Il exerce cette mission dans le respect des lois de la République, du Code général des collectivités territoriales et du Code électoral, sans se substituer aux compétences délibératives des élus, mais en assurant la mise en œuvre des actes nécessaires à la continuité des procédures.

Il peut être assisté, selon les phases institutionnelles concernées, du doyen d’âge ou du benjamin des nouveaux élus, en tant que représentants de la continuité démocratique et de la légitimité issue du scrutin.

Ce principe est d’application générale à l’ensemble des séquences municipales, notamment la période pré-électorale, la période post-électorale et la première séance du conseil municipal.

Aucune disposition du présent dispositif ne peut y déroger.


Article 1 — Principe général

La vie municipale est régie par un principe de continuité administrative et institutionnelle.
Les mandats électifs successifs n’interrompent pas l’action publique communale, qui demeure assurée par l’administration municipale sous l’autorité du maire en exercice jusqu’à l’installation de la nouvelle assemblée délibérante.

Le pouvoir municipal reste au peuple.


Article 2 — De la période pré-électorale

Une réunion préparatoire obligatoire est organisée sept jours avant le premier tour des élections municipales.

Cette réunion réunit :

  • le maire en exercice ;
  • les têtes de liste déclarées candidates ;
  • le secrétaire général de mairie.

Dès sa convocation, le secrétariat général de mairie est reconnu comme l’organe central de continuité administrative. Les élus assurent la direction politique de la commune ; l’administration en garantit la permanence fonctionnelle.

La réunion est présidée par le maire en exercice.

Elle a pour objet, en application des dispositions du Code général des collectivités territoriales et du Code électoral :

  1. l’organisation matérielle des bureaux de vote ;
  2. la désignation et l’organisation des membres des bureaux de vote (présidents, assesseurs, secrétaires, délégués de listes) ;
  3. l’organisation matérielle des opérations de dépouillement ;
  4. l’organisation administrative des bureaux de dépouillement.

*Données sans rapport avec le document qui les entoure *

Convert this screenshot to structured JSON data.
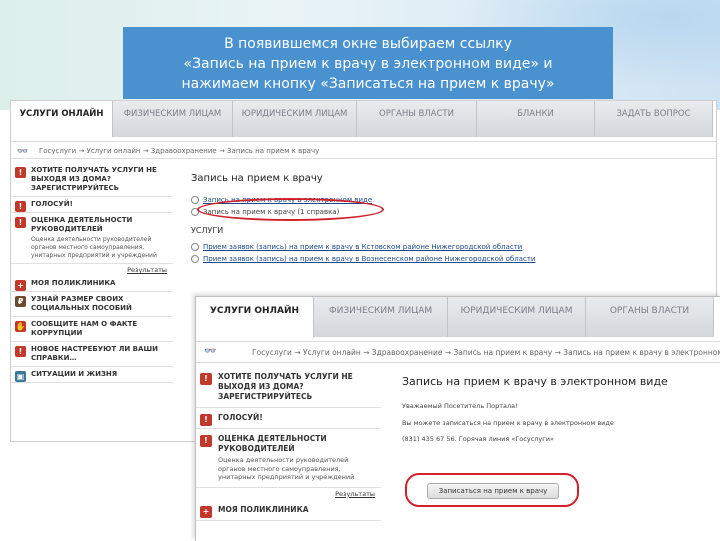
{
  "banner": {
    "line1": "В появившемся окне выбираем ссылку",
    "line2": "«Запись на прием к врачу в электронном виде» и",
    "line3": "нажимаем кнопку «Записаться на прием к врачу»"
  },
  "back": {
    "tabs": [
      "УСЛУГИ ОНЛАЙН",
      "ФИЗИЧЕСКИМ ЛИЦАМ",
      "ЮРИДИЧЕСКИМ ЛИЦАМ",
      "ОРГАНЫ ВЛАСТИ",
      "БЛАНКИ",
      "ЗАДАТЬ ВОПРОС"
    ],
    "breadcrumb": "Госуслуги → Услуги онлайн → Здравоохранение → Запись на прием к врачу",
    "sidebar": [
      {
        "label": "ХОТИТЕ ПОЛУЧАТЬ УСЛУГИ НЕ ВЫХОДЯ ИЗ ДОМА? ЗАРЕГИСТРИРУЙТЕСЬ",
        "desc": ""
      },
      {
        "label": "ГОЛОСУЙ!",
        "desc": ""
      },
      {
        "label": "ОЦЕНКА ДЕЯТЕЛЬНОСТИ РУКОВОДИТЕЛЕЙ",
        "desc": "Оценка деятельности руководителей органов местного самоуправления, унитарных предприятий и учреждений"
      },
      {
        "label": "МОЯ ПОЛИКЛИНИКА",
        "desc": ""
      },
      {
        "label": "УЗНАЙ РАЗМЕР СВОИХ СОЦИАЛЬНЫХ ПОСОБИЙ",
        "desc": ""
      },
      {
        "label": "СООБЩИТЕ НАМ О ФАКТЕ КОРРУПЦИИ",
        "desc": ""
      },
      {
        "label": "НОВОЕ НАСТРЕБУЮТ ЛИ ВАШИ СПРАВКИ…",
        "desc": ""
      },
      {
        "label": "СИТУАЦИИ И ЖИЗНЯ",
        "desc": ""
      }
    ],
    "results_label": "Результаты",
    "heading": "Запись на прием к врачу",
    "radio1": "Запись на прием к врачу в электронном виде",
    "radio2": "Запись на прием к врачу (1 справка)",
    "uslugi": "УСЛУГИ",
    "link1": "Прием заявок (запись) на прием к врачу в Кстовском районе Нижегородской области",
    "link2": "Прием заявок (запись) на прием к врачу в Вознесенском районе Нижегородской области"
  },
  "front": {
    "tabs": [
      "УСЛУГИ ОНЛАЙН",
      "ФИЗИЧЕСКИМ ЛИЦАМ",
      "ЮРИДИЧЕСКИМ ЛИЦАМ",
      "ОРГАНЫ ВЛАСТИ"
    ],
    "breadcrumb": "Госуслуги → Услуги онлайн → Здравоохранение → Запись на прием к врачу → Запись на прием к врачу в электронном виде",
    "sidebar": [
      {
        "label": "ХОТИТЕ ПОЛУЧАТЬ УСЛУГИ НЕ ВЫХОДЯ ИЗ ДОМА? ЗАРЕГИСТРИРУЙТЕСЬ",
        "desc": ""
      },
      {
        "label": "ГОЛОСУЙ!",
        "desc": ""
      },
      {
        "label": "ОЦЕНКА ДЕЯТЕЛЬНОСТИ РУКОВОДИТЕЛЕЙ",
        "desc": "Оценка деятельности руководителей органов местного самоуправления, унитарных предприятий и учреждений"
      },
      {
        "label": "МОЯ ПОЛИКЛИНИКА",
        "desc": ""
      }
    ],
    "results_label": "Результаты",
    "heading": "Запись на прием к врачу в электронном виде",
    "greeting": "Уважаемый Посетитель Портала!",
    "para1": "Вы можете записаться на прием к врачу в электронном виде",
    "para2": "(831) 435 67 56. Горячая линия «Госуслуги»",
    "button": "Записаться на прием к врачу"
  }
}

Les dispositions arrêtées lors de cette réunion ont pour finalité d’assurer la transparence, la neutralité et la régularité du scrutin.


Article 3 — Du déroulement des opérations électorales

Les opérations électorales sont régies exclusivement par les dispositions du Code électoral et du Code général des collectivités territoriales.

Elles s’exécutent sous la responsabilité de l’autorité municipale compétente, dans le respect des principes de sincérité du scrutin, d’égalité des candidats et de neutralité du service public.


Article 4 — Principe de continuité et de transmission

De la période post-électorale et pré-installation du conseil municipal

La période comprise entre la proclamation des résultats et l’installation du nouveau conseil municipal constitue une phase juridique de continuité institutionnelle.

Elle est organisée afin de garantir la transmission ordonnée des informations, la stabilité du fonctionnement administratif et la neutralité de l’action publique.

Entre la proclamation des résultats et la première réunion du conseil municipal, une réunion obligatoire est organisée.

Elle réunit :

  • le maire sortant ;
  • les candidats à la fonction de maire ;
  • le secrétaire général de mairie ;
  • les adjoints sortants ;
  • le doyen d’âge des nouveaux élus ;
  • le benjamin des nouveaux élus.

Cette réunion est présidée par le maire sortant.

Elle a pour objet :

  1. la présentation des dossiers en cours, sans transfert de compétence ni dessaisissement des autorités en exercice ;
  2. la présentation des outils administratifs, techniques et organisationnels de la commune ;
  3. la préparation de l’ordre du jour de la séance d’installation du conseil municipal, sous la responsabilité du maire sortant, avec possibilité de contributions des candidats à la fonction de maire, avant publication selon les formes réglementaires ;
  4. la communication à chaque candidat à la fonction de maire du procès-verbal de la dernière séance du conseil municipal sortant ;
  5. la préparation matérielle, logistique et administrative de la séance d’installation du conseil municipal.